Nightingale sandwiches have zero preservatives and nearly everything is homemade, down to the berry swirls and fruit purées that go into the ice cream. (For that reason, Nightingale sandwiches should be thawed for a few minutes before eating, for optimum flavor and consistency.)
For their efforts, Nightingale was nominated for a 2017 Elby Award for “local food and/or beverage product of the year (excluding beer).” The Elbys recognize the best of Richmond’s dining scene. (Reservoir Distillery Rye Whiskey ultimately won the category at the Feb. 19 event.)
“We take the time to do it right,” Meers said, adding that Nightingale relies on a growing list of local suppliers for the ingredients in their sandwiches, partnerships they value and cite as a factor in their early success.
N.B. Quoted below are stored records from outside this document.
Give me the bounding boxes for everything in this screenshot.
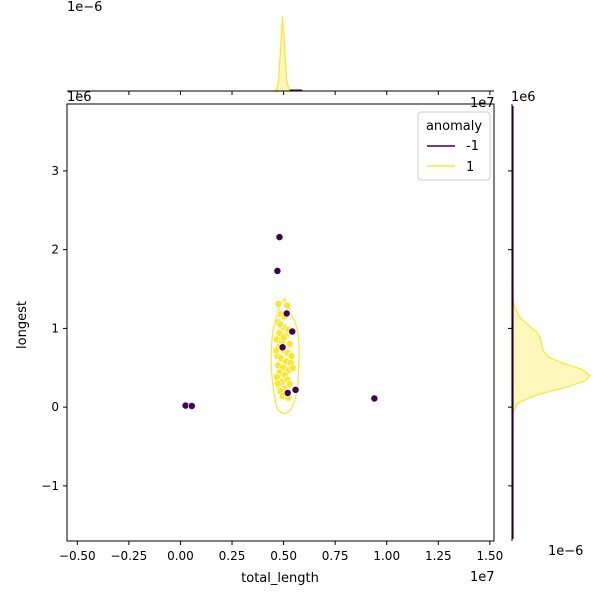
point-anomaly-neg1 — [283, 389, 292, 397]
point-anomaly-1 — [288, 363, 297, 372]
legend: anomaly -1 1 — [417, 111, 491, 181]
main-axes-frame — [66, 103, 495, 542]
x-tick-label: −0.25 — [110, 549, 147, 563]
x-tick-label: 0.75 — [322, 549, 349, 563]
point-anomaly-1 — [276, 320, 285, 329]
x-tick-label: 0.00 — [167, 549, 194, 563]
main-plot-area — [181, 233, 379, 414]
x-tick-label: −0.50 — [59, 549, 96, 563]
x-tick-label: 1.50 — [477, 549, 504, 563]
legend-label-anomaly-1: 1 — [466, 160, 474, 175]
x-tick-label: 0.50 — [270, 549, 297, 563]
y-tick-label: −1 — [41, 479, 59, 493]
y-axis-label: longest — [15, 301, 30, 349]
point-anomaly-1 — [285, 380, 294, 389]
x-axis-ticks: −0.50 −0.25 0.00 0.25 0.50 0.75 1.00 1.25 1.50 — [59, 91, 503, 563]
x-tick-label: 1.00 — [373, 549, 400, 563]
point-anomaly-neg1 — [282, 309, 291, 318]
point-anomaly-1 — [287, 352, 296, 360]
y-axis-ticks: −1 0 1 2 3 — [41, 164, 512, 493]
marginal-y-top-label: 1e6 — [511, 90, 536, 105]
y-tick-label: 0 — [51, 400, 59, 414]
point-anomaly-neg1 — [291, 385, 300, 394]
marginal-x-kde — [273, 15, 303, 92]
marginal-y-kde-curve — [511, 281, 591, 416]
y-tick-label: 1 — [51, 321, 59, 335]
marginal-y-kde — [511, 106, 591, 539]
x-axis-label: total_length — [241, 571, 319, 586]
point-anomaly-neg1 — [278, 343, 287, 352]
x-offset-label-bottom: 1e7 — [470, 570, 495, 585]
marginal-x-kde-curve — [273, 15, 294, 92]
x-tick-label: 0.25 — [219, 549, 246, 563]
kde-contour-anomaly-1 — [270, 297, 300, 414]
point-anomaly-neg1 — [187, 402, 196, 410]
point-anomaly-1 — [285, 340, 294, 349]
point-anomaly-neg1 — [370, 394, 379, 403]
point-anomaly-neg1 — [275, 233, 284, 242]
point-anomaly-1 — [272, 346, 281, 355]
point-anomaly-1 — [283, 301, 292, 310]
marginal-y-offset-label: 1e−6 — [548, 544, 583, 559]
y-tick-label: 2 — [51, 243, 59, 257]
point-anomaly-1 — [274, 300, 283, 308]
y-offset-label: 1e6 — [67, 90, 92, 105]
marginal-x-offset-label: 1e−6 — [67, 0, 102, 15]
point-anomaly-neg1 — [288, 327, 297, 336]
legend-label-anomaly-neg1: -1 — [466, 139, 479, 154]
legend-title: anomaly — [426, 119, 482, 134]
point-anomaly-1 — [279, 333, 288, 342]
x-tick-label: 1.25 — [425, 549, 452, 563]
point-anomaly-neg1 — [273, 266, 282, 275]
point-anomaly-1 — [273, 379, 282, 388]
x-offset-label: 1e7 — [470, 96, 495, 111]
y-tick-label: 3 — [51, 164, 59, 178]
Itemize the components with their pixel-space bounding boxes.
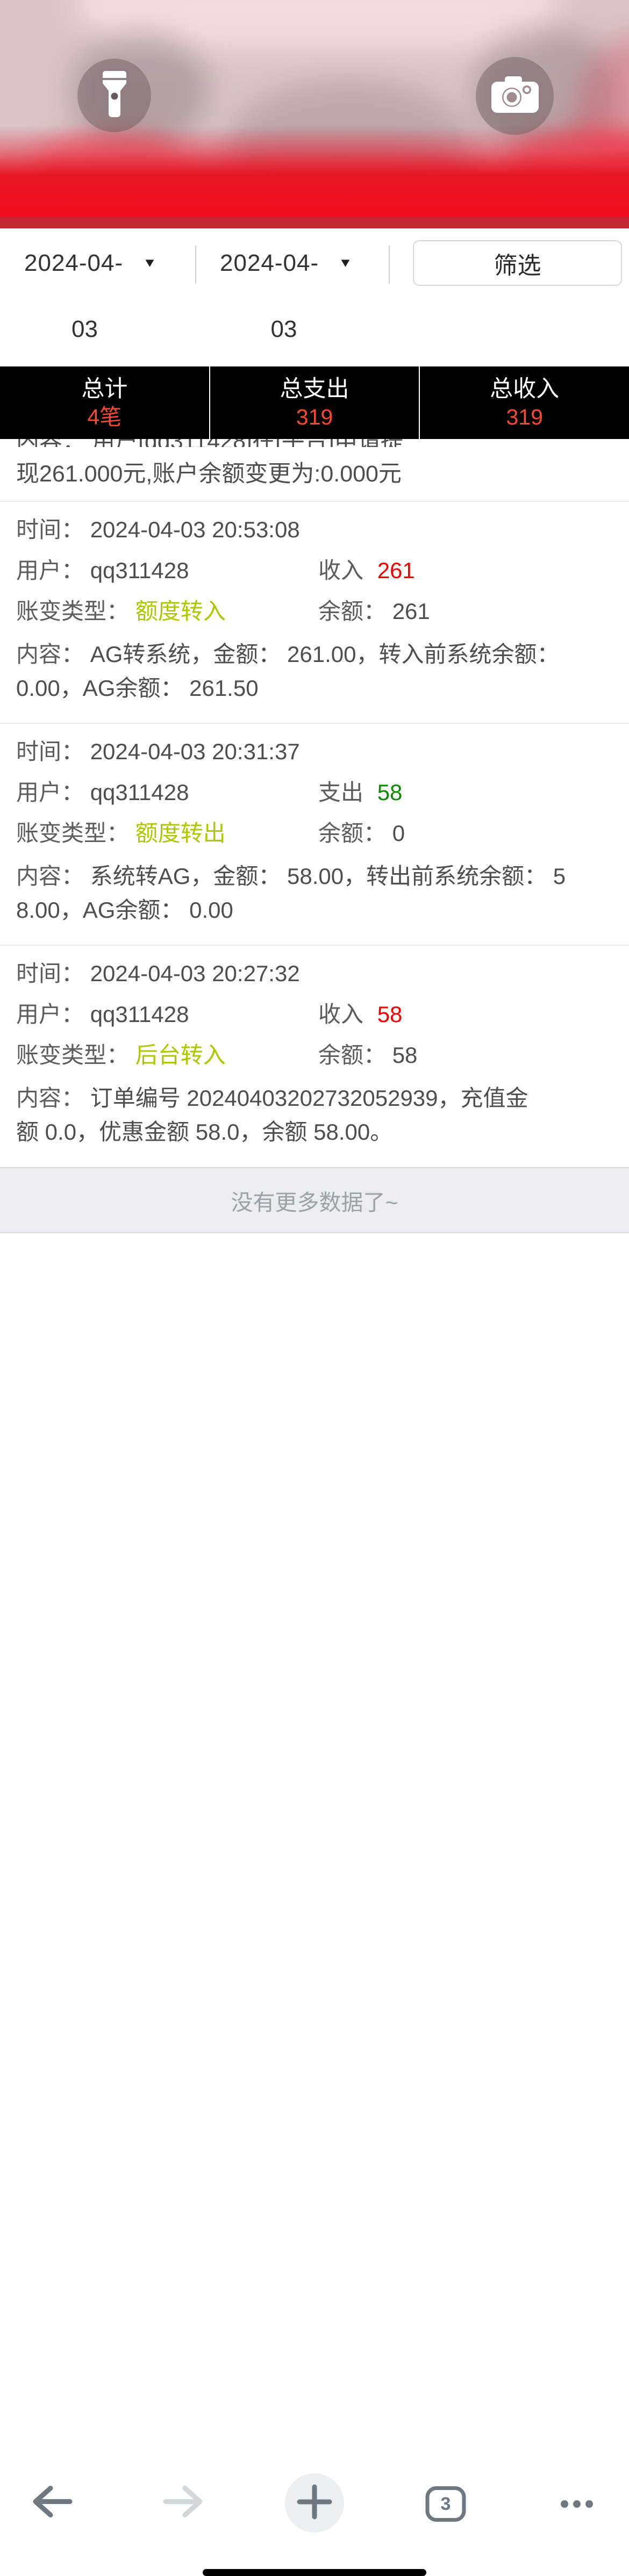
summary-bar: 总计 4笔 总支出 319 总收入 319 [0, 366, 629, 439]
summary-income-label: 总收入 [490, 376, 560, 402]
user-label: 用户： [16, 558, 84, 583]
summary-expense: 总支出 319 [209, 366, 419, 439]
flow-label: 支出 [318, 780, 364, 805]
tab-count: 3 [440, 2493, 451, 2514]
date-from-value: 2024-04- [24, 249, 124, 276]
record-item: 时间： 2024-04-03 20:27:32 用户： qq311428 收入 … [0, 945, 629, 1167]
clipped-text-line: 内容： 用户[qq311428]在[平台]申请提 [16, 439, 613, 447]
partial-record: 内容： 用户[qq311428]在[平台]申请提 现261.000元,账户余额变… [0, 439, 629, 501]
flashlight-icon [102, 71, 126, 120]
summary-total-value: 4笔 [87, 405, 122, 429]
date-to-day: 03 [270, 316, 297, 342]
date-from-select[interactable]: 2024-04- ▼ [24, 240, 157, 286]
flow-value: 261 [377, 558, 415, 583]
dot [573, 2500, 581, 2508]
camera-icon [490, 75, 540, 117]
no-more-data-text: 没有更多数据了~ [231, 1190, 398, 1215]
tabs-button[interactable]: 3 [425, 2486, 466, 2522]
content-label: 内容： [16, 864, 84, 889]
forward-arrow-icon [161, 2486, 205, 2522]
caret-down-icon: ▼ [142, 256, 157, 270]
summary-total: 总计 4笔 [0, 366, 209, 439]
flashlight-button[interactable] [77, 59, 151, 132]
camera-button[interactable] [476, 57, 554, 135]
change-type-label: 账变类型： [16, 1042, 130, 1068]
back-arrow-icon [30, 2486, 74, 2522]
time-label: 时间： [16, 739, 84, 764]
balance-label: 余额： [318, 1042, 387, 1068]
record-content: 内容： 订单编号 20240403202732052939，充值金 额 0.0，… [16, 1085, 528, 1145]
dot [585, 2500, 593, 2508]
no-more-data-banner: 没有更多数据了~ [0, 1167, 629, 1233]
time-label: 时间： [16, 961, 84, 986]
time-value: 2024-04-03 20:27:32 [90, 961, 300, 986]
change-type-value: 额度转出 [135, 821, 226, 846]
balance-value: 0 [392, 821, 405, 846]
summary-expense-label: 总支出 [280, 376, 349, 402]
home-indicator[interactable] [203, 2569, 426, 2576]
change-type-label: 账变类型： [16, 821, 130, 846]
summary-income-value: 319 [506, 405, 543, 429]
time-label: 时间： [16, 517, 84, 542]
balance-value: 58 [392, 1042, 418, 1068]
flow-value: 58 [377, 780, 403, 805]
filter-bar: 2024-04- ▼ 2024-04- ▼ 筛选 03 03 [0, 228, 629, 366]
change-type-value: 额度转入 [135, 599, 226, 624]
divider [389, 246, 390, 284]
record-content: 内容： 系统转AG，金额： 58.00，转出前系统余额： 5 8.00，AG余额… [16, 864, 566, 923]
add-button[interactable] [285, 2473, 344, 2532]
record-item: 时间： 2024-04-03 20:31:37 用户： qq311428 支出 … [0, 723, 629, 945]
summary-expense-value: 319 [296, 405, 333, 429]
filter-button[interactable]: 筛选 [413, 240, 622, 286]
balance-label: 余额： [318, 821, 387, 846]
change-type-label: 账变类型： [16, 599, 130, 624]
record-item: 时间： 2024-04-03 20:53:08 用户： qq311428 收入 … [0, 501, 629, 723]
user-label: 用户： [16, 780, 84, 805]
records-list: 内容： 用户[qq311428]在[平台]申请提 现261.000元,账户余额变… [0, 439, 629, 1167]
date-from-day: 03 [72, 316, 98, 342]
forward-button[interactable] [161, 2484, 205, 2522]
change-type-value: 后台转入 [135, 1042, 226, 1068]
time-value: 2024-04-03 20:53:08 [90, 517, 300, 542]
record-content: 内容： AG转系统，金额： 261.00，转入前系统余额： 0.00，AG余额：… [16, 642, 560, 701]
user-value: qq311428 [90, 558, 189, 583]
user-value: qq311428 [90, 780, 189, 805]
summary-total-label: 总计 [81, 376, 128, 402]
user-label: 用户： [16, 1002, 84, 1027]
date-to-select[interactable]: 2024-04- ▼ [220, 240, 353, 286]
plus-icon [295, 2483, 334, 2524]
dark-red-strip [0, 217, 629, 228]
flow-value: 58 [377, 1002, 403, 1027]
divider [195, 246, 196, 284]
content-label: 内容： [16, 1085, 84, 1111]
partial-record-text: 现261.000元,账户余额变更为:0.000元 [16, 461, 402, 487]
back-button[interactable] [30, 2484, 74, 2522]
caret-down-icon: ▼ [338, 256, 353, 270]
more-menu-button[interactable] [561, 2500, 593, 2508]
flow-label: 收入 [318, 558, 364, 583]
balance-label: 余额： [318, 599, 387, 624]
time-value: 2024-04-03 20:31:37 [90, 739, 300, 764]
date-to-value: 2024-04- [220, 249, 319, 276]
content-label: 内容： [16, 642, 84, 667]
browser-toolbar: 3 [0, 1233, 629, 2576]
dot [561, 2500, 568, 2508]
user-value: qq311428 [90, 1002, 189, 1027]
balance-value: 261 [392, 599, 430, 624]
red-gradient-band [0, 0, 629, 228]
summary-income: 总收入 319 [419, 366, 629, 439]
flow-label: 收入 [318, 1002, 364, 1027]
camera-overlay-header [0, 0, 629, 228]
For example, the spring menu includes Hardywood’s coffee stout, Agriberry strawberries, Hummingbird Gardens’ lavender and Sugar Shack’s blueberry cake doughnuts.
“I think that’s why we’ve grown so quickly,” Pollack added. “We’re all helping each other out.”
Colin Beirne is marketing director for Ellwood Thompson’s Local Market, which collaborated with Nightingale to create a special Honey Ginger ice cream sandwich, using honey ice cream between gluten-free gingersnaps, topped with a chunk of honeycomb.
When Nightingale approached Ellwood Thompson’s about an exclusive flavor, Beirne said, “we were all in.”
“Hannah and Xavier outdid themselves,” he said, adding that the market is always looking for fresh local products. The sandwich “is delicious and we are proud of the outcome.”
Hardywood Marketing Manager Matt Shofner knew of Pollack’s sandwiches before Nightingale really got off the ground, and said he happened to try a peach ice cream sandwich about the time the brewery released its peach tripel. Something clicked, he said, and he approached Pollack about using Hardywood’s reserved series beers, which use fresh local ingredients, in her ice cream sandwiches. Beers such as Hardywood’s gingerbread and raspberry stouts, Farmhouse Pumpkin and now, its coffee stout.
Hardywood sells the sandwiches at both their Richmond and Charlottesville taprooms.
“Working with Hannah and Xavier is a treat,” Shofner said, adding they’re smart and well-intentioned business partners who happen to know a thing or two about using beer to its fullest potential.
“She’s a wizard,” he said about Pollack. “She knows how to make something delectable.”